Dirk Vanderbeke
Title: Human Nature and Environmental Disaster in John Brunner’s “The Sheep Look Up” and J.G. Ballard’s High Rise
Panel title: What does it mean to apply evolutionary thinking into the research of Anthropocene?
Participants: Tomi Kokkonen, Dirk Vanderbeke & Jan Verpooten
Abstract: In ecocritical approaches to the Anthropocene and environmental crises, evolutionary aspects are usually not taken into account. The causes are predominantly located in social, economic, scientific, or political structures, but not in the ultimate cause of all of those, i.e. human nature. In my contribution, I want to address features of human behaviour that may be influenced by our evolutionary heritage and contribute to the failure to respond adequately to the global crisis.
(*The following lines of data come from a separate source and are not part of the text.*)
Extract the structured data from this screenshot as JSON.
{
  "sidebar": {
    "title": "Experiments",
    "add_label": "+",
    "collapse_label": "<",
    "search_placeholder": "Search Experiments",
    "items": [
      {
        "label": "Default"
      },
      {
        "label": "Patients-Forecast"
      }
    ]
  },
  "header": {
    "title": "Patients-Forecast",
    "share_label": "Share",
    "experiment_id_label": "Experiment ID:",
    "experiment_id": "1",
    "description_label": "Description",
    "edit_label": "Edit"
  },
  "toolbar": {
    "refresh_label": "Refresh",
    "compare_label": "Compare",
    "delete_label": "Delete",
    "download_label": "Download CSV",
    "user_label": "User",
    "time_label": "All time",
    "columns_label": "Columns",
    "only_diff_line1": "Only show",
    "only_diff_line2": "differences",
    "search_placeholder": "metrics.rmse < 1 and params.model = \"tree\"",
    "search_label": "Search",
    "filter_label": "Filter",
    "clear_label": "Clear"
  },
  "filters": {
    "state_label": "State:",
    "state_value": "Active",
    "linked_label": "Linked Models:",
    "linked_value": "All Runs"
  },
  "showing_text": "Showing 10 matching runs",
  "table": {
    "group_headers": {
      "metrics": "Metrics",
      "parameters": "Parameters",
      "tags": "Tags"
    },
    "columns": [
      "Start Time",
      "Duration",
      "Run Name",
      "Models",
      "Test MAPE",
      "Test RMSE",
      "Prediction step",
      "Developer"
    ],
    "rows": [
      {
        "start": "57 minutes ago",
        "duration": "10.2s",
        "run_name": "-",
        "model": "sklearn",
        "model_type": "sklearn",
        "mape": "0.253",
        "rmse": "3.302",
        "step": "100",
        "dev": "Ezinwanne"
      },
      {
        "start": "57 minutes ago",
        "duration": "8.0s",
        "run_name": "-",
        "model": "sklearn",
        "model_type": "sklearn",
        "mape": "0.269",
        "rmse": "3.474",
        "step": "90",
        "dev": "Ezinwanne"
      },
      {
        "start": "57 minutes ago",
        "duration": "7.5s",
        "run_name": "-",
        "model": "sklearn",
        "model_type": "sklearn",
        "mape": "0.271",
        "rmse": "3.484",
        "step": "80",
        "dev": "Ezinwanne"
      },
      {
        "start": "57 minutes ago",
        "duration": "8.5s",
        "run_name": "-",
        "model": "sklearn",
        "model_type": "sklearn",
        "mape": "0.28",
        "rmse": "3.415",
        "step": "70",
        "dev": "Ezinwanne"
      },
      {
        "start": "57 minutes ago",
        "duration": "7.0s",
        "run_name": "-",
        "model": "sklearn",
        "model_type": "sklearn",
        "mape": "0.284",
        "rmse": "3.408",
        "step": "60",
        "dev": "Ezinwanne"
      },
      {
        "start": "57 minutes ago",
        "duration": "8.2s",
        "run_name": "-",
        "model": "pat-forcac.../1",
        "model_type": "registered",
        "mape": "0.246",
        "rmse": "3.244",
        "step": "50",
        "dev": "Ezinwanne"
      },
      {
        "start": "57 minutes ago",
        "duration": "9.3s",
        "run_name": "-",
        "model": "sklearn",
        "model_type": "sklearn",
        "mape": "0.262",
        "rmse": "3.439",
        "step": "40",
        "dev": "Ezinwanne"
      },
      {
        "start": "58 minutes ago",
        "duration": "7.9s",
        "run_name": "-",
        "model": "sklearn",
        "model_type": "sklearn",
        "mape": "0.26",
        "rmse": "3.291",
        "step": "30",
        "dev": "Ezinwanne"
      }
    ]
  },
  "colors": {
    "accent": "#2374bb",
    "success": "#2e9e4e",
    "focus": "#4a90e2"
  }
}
For this, I will touch upon two novels from the 1970s which already discussed human behaviour in the face of catastrophic developments, John Brunner’s The Sheep Look Up (1972), and J.G. Ballard’s High Rise (1975).
Bio: Dirk Vanderbeke is professor of English studies at the Friedrich Schiller University in Jena. He has published on science and literature, evolutionary criticism, James Joyce, Thomas Pynchon, John Milton, science fiction, fantasy, crime fiction, vampires, comics and graphic novels.